Italien war und ist anscheinend immer anders, lenkt von eigener Schuld gerne durch Schieben auf andere ab und Südtirol ist jetzt halt auch Teil davon.
Kurz vor den Parlamentswahlen vor zwei Jahren durfte Giorgia Meloni auf einer ganzen Seite in der Tageszeitung Dolomiten ihre Positionen ausbreiten. Eine Umfrage ergab, dass eine Mehrheit der Südtiroler:innen Meloni gut finden. Das ist doch auch verstörend?
Nein, das kann man so nicht sagen. Es ist nachvollziehbar, wenn man sieht, wie gut sie sich verkauft und wie gut sie verkauft wird, reihum. Und sie macht ja vieles auch sehr geschickt. Dass dabei viele nicht sehen bzw. sehen wollen, wie sie unter anderem durch eine Verfassungsreform die Demokratie auf leisen Sohlen entmachtet, so diese durchgeht, liegt mir schwer im Magen.
SVP-Senatorin Julia Unterberger warf Obmann Steger Unterwürfigkeit gegenüber der rechtsrechten Regierung Meloni vor, Ex-Senator Oskar Peterlini kritisierte die Bildung der Landesregierung mit den italienischen Rechten. Diese Koalition ist seit einem Jahr im Amt, ist zur »Normalität« geworden. Schweigt auch deshalb die SVP, wenn Galateo mit CasaPound gemeinsame Sache macht?
Natürlich ist es schwerer, etwas klarer zu sagen, wenn man in einer gemeinsamen Koalition sitzt.
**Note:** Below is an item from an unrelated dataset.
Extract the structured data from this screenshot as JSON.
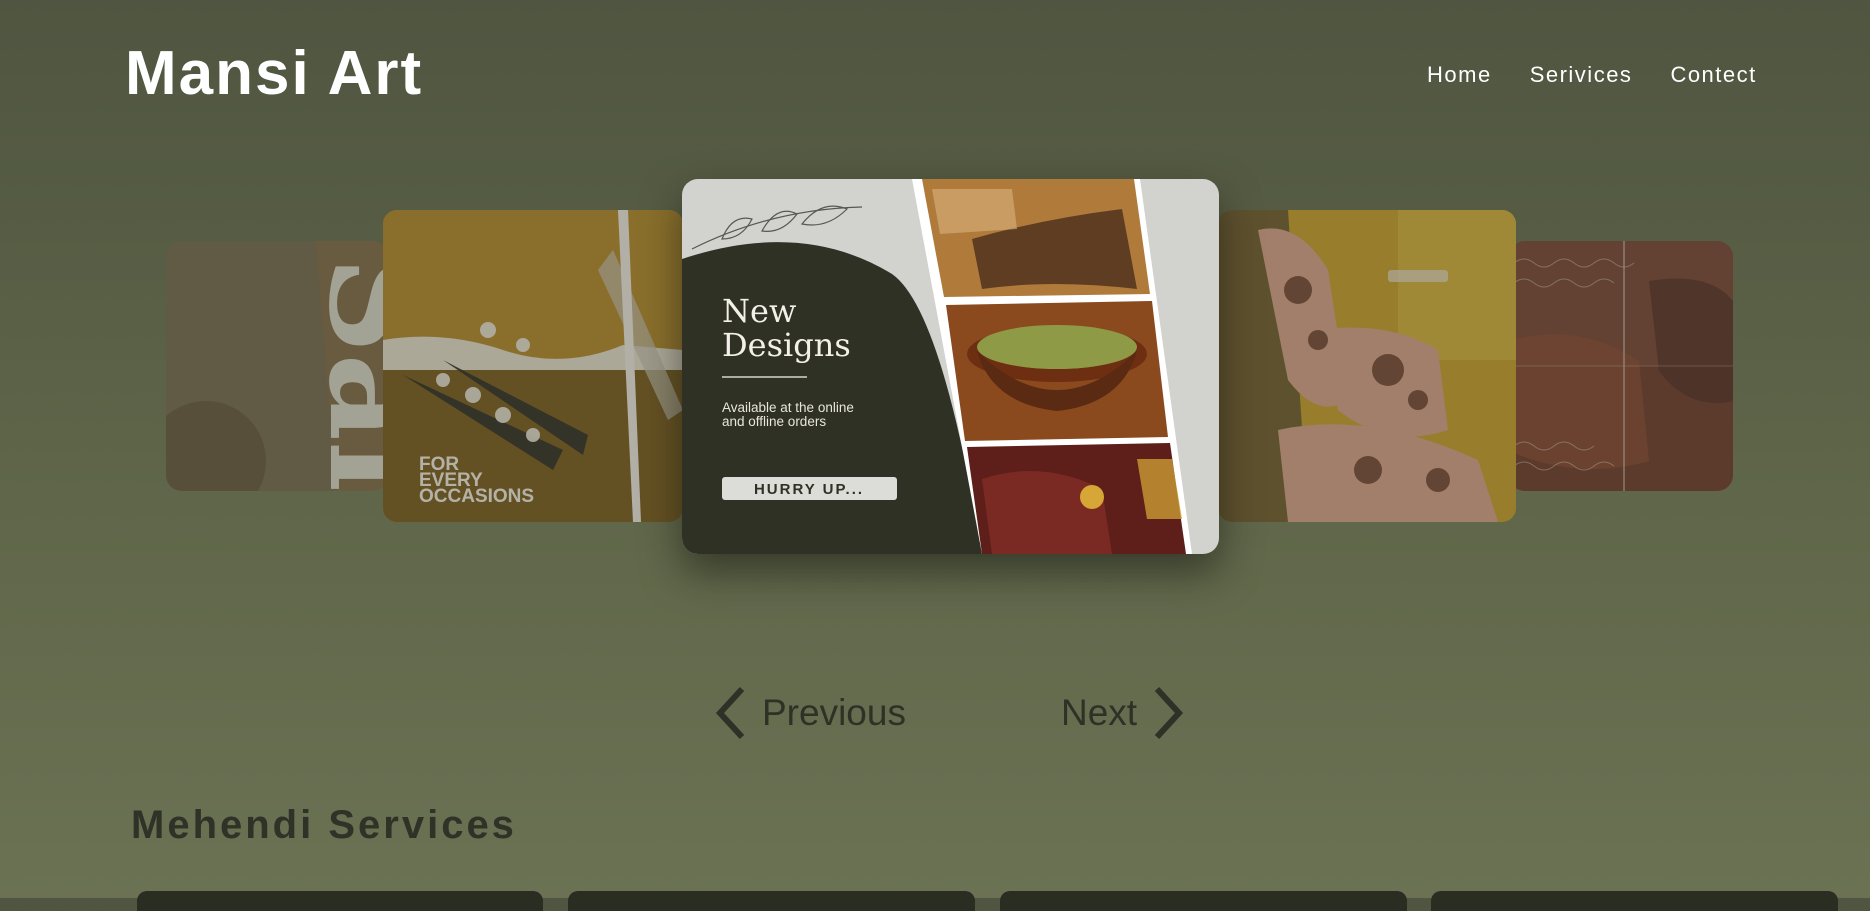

Die SVP ging das Wagnis einer Koalition mit den Fratelli ein, um die »geklaute« Autonomie wieder zurückzuholen. Seit Monaten wird verhandelt, laut Senatorin Unterberger ist von der Meloni-Regierung wenig zu erwarten. Was dann?
Man muss nicht schon das »Dann« diskutieren, wenn es noch nicht ansteht. Dass sich gedanklich einige damit befassen, davon gehe ich aus.
Die ÖVP ist aus den Verhandlungen mit der FPÖ ausgestiegen. Sollte die SVP aus der rechtsrechten Koalition aussteigen, die Schwesterpartei als Vorbild?
Es ist wohl etwas anderes aus laufenden Verhandlungen auszusteigen als eine Regierung aufzukündigen.